Second, Judaio (i.e. the Sanhedrin) launched a major, bloody persecution of the Christian Jewish minority throughout the first century, particularly through the pogroms of Saul of Tarsus, who would later himself experience that same hostility. The arrests and martyrdom of Christians at the hands of the Sanhedrin’s synagogue allies caused the early Christian Jews to identify with the suffering of Christ. They see their own persecution as analogous to Christ’s crucifixion. This association enters their way of talking about their anti-Christian opponents as the opposition Judaio, reflecting also the apostles’ experience. But again, my sense is that Jewish persecution of Christians was focused specifically on Jewish Christians as they were being driven out of the synagogues. Once cast out, these Christian Jews would lose their synagogue exemption from emperor worship and became fair game for the lions … all thanks to the Judaio (which now extended beyond Judea and the Temple to their post-AD 70 synagogue opponents across the Mediterranean.

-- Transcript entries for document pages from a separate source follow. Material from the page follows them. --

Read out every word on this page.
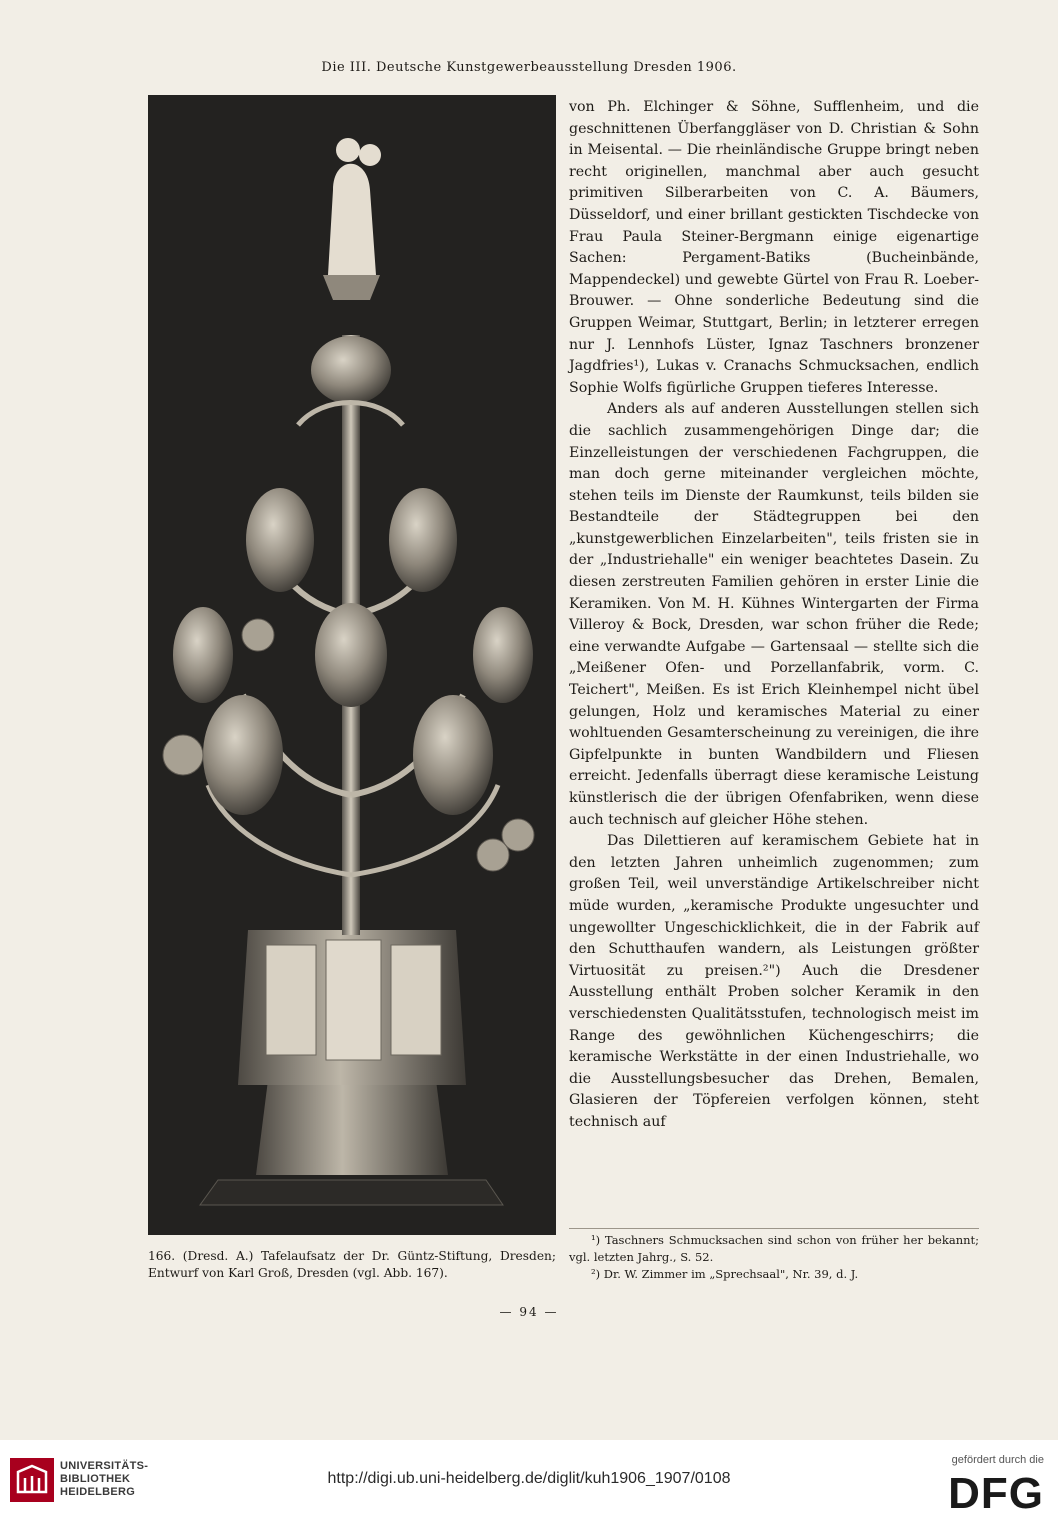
Die III. Deutsche Kunstgewerbeausstellung Dresden 1906.

von Ph. Elchinger & Söhne, Sufflenheim, und die geschnittenen Überfanggläser von D. Christian & Sohn in Meisental. — Die rheinländische Gruppe bringt neben recht originellen, manchmal aber auch gesucht primitiven Silberarbeiten von C. A. Bäumers, Düsseldorf, und einer brillant gestickten Tischdecke von Frau Paula Steiner-Bergmann einige eigenartige Sachen: Pergament-Batiks (Bucheinbände, Mappendeckel) und gewebte Gürtel von Frau R. Loeber-Brouwer. — Ohne sonderliche Bedeutung sind die Gruppen Weimar, Stuttgart, Berlin; in letzterer erregen nur J. Lennhofs Lüster, Ignaz Taschners bronzener Jagdfries¹), Lukas v. Cranachs Schmucksachen, endlich Sophie Wolfs figürliche Gruppen tieferes Interesse.

Anders als auf anderen Ausstellungen stellen sich die sachlich zusammengehörigen Dinge dar; die Einzelleistungen der verschiedenen Fachgruppen, die man doch gerne miteinander vergleichen möchte, stehen teils im Dienste der Raumkunst, teils bilden sie Bestandteile der Städtegruppen bei den „kunstgewerblichen Einzelarbeiten", teils fristen sie in der „Industriehalle" ein weniger beachtetes Dasein. Zu diesen zerstreuten Familien gehören in erster Linie die Keramiken. Von M. H. Kühnes Wintergarten der Firma Villeroy & Bock, Dresden, war schon früher die Rede; eine verwandte Aufgabe — Gartensaal — stellte sich die „Meißener Ofen- und Porzellanfabrik, vorm. C. Teichert", Meißen. Es ist Erich Kleinhempel nicht übel gelungen, Holz und keramisches Material zu einer wohltuenden Gesamterscheinung zu vereinigen, die ihre Gipfelpunkte in bunten Wandbildern und Fliesen erreicht. Jedenfalls überragt diese keramische Leistung künstlerisch die der übrigen Ofenfabriken, wenn diese auch technisch auf gleicher Höhe stehen.

Das Dilettieren auf keramischem Gebiete hat in den letzten Jahren unheimlich zugenommen; zum großen Teil, weil unverständige Artikelschreiber nicht müde wurden, „keramische Produkte ungesuchter und ungewollter Ungeschicklichkeit, die in der Fabrik auf den Schutthaufen wandern, als Leistungen größter Virtuosität zu preisen.²") Auch die Dresdener Ausstellung enthält Proben solcher Keramik in den verschiedensten Qualitätsstufen, technologisch meist im Range des gewöhnlichen Küchengeschirrs; die keramische Werkstätte in der einen Industriehalle, wo die Ausstellungsbesucher das Drehen, Bemalen, Glasieren der Töpfereien verfolgen können, steht technisch auf

¹) Taschners Schmucksachen sind schon von früher her bekannt; vgl. letzten Jahrg., S. 52.

²) Dr. W. Zimmer im „Sprechsaal", Nr. 39, d. J.

166. (Dresd. A.) Tafelaufsatz der Dr. Güntz-Stiftung, Dresden; Entwurf von Karl Groß, Dresden (vgl. Abb. 167).
— 94 —
UNIVERSITÄTS-
BIBLIOTHEK
HEIDELBERG
http://digi.ub.uni-heidelberg.de/diglit/kuh1906_1907/0108
gefördert durch die
DFG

Third, while modern anti-Semitism has so often featured inexcusable “Christian” majority populations complicit in the oppression and slaughter of Jews (for being Jews), the demographics in the first century were completely reversed. Large Jewish populations lived across the Mediterranean and the Middle East, among whom were the smaller and more vulnerable Jewish Christian sect. Religious persecution is ugly regardless of who is perpetrating it, so we should never seek to silence the lament of those who endure it, or how they try to make sense of it, whether the victims are early Jewish Christians by anti-Christian Jews or non-Christian Jews by Gentile Christians thereafter. To regard their resistance to persecution as anti-Semitic is a [literally] brutal anachronism. St. Paul, for example, was a repentant persecutor, not a self-hating Jew.

The Seeds of Anti-Semitism

Fourth, the language of the Fathers mainly reflects this backstory of hostility and persecution as it extends over the following centuries. Eventually, the synagogue Jews did succeed in driving out all the Christian Jews so that Christianity became increasingly cut off from ethnic Judaism and as it spread, eventually became a majority Gentile movement. They became two distinct and hostile faiths for the most part. Judaism’s hostility to Christianity was no longer an inter-Jewish conflict and the Jewish rabbis came to adopt a generally anti-Christian stance and visa versa. The movements become altogether divorced and a general enmity set in between them. And that’s where we begin to see the real seeds of anti-Semitism where Christians began to generalize the unrighteous acts of the Judaoi with general prejudice toward ethnic Jews generally.

This is bad news for the Jews once Christianity is adopted by the Holy Roman Empire. As we get into later centuries, the power of rhetoric to incite violence against Jews (I think of Cyril of Alexandria in the 5th century) would be amplified into direct and obvious anti-Semitism (as we see much later in Martin Luther) and ultimately German Christianity’s acquiescence to and participation in Holocaust.

Beyond Anachronisms

But I would not read that escalation anachronistically, as if all the early Fathers were ant-Semitic in the modern sense. I would not negate the great revelations of theologians in that era because some of them had left the Jesus Way of love and forgiveness toward their enemies. I would not excuse any unChristlike hatred or violence towards Jews by the early church as simply being “men of their age.” Jesus Christ and the apostle Paul were men of their age and they both forbade hatred, violence and retaliation, even of their murderers. But nor would most of the great Fathers. Rather, many of them suffered torture and martyrdom with grace and have earned their right to be heard to this day.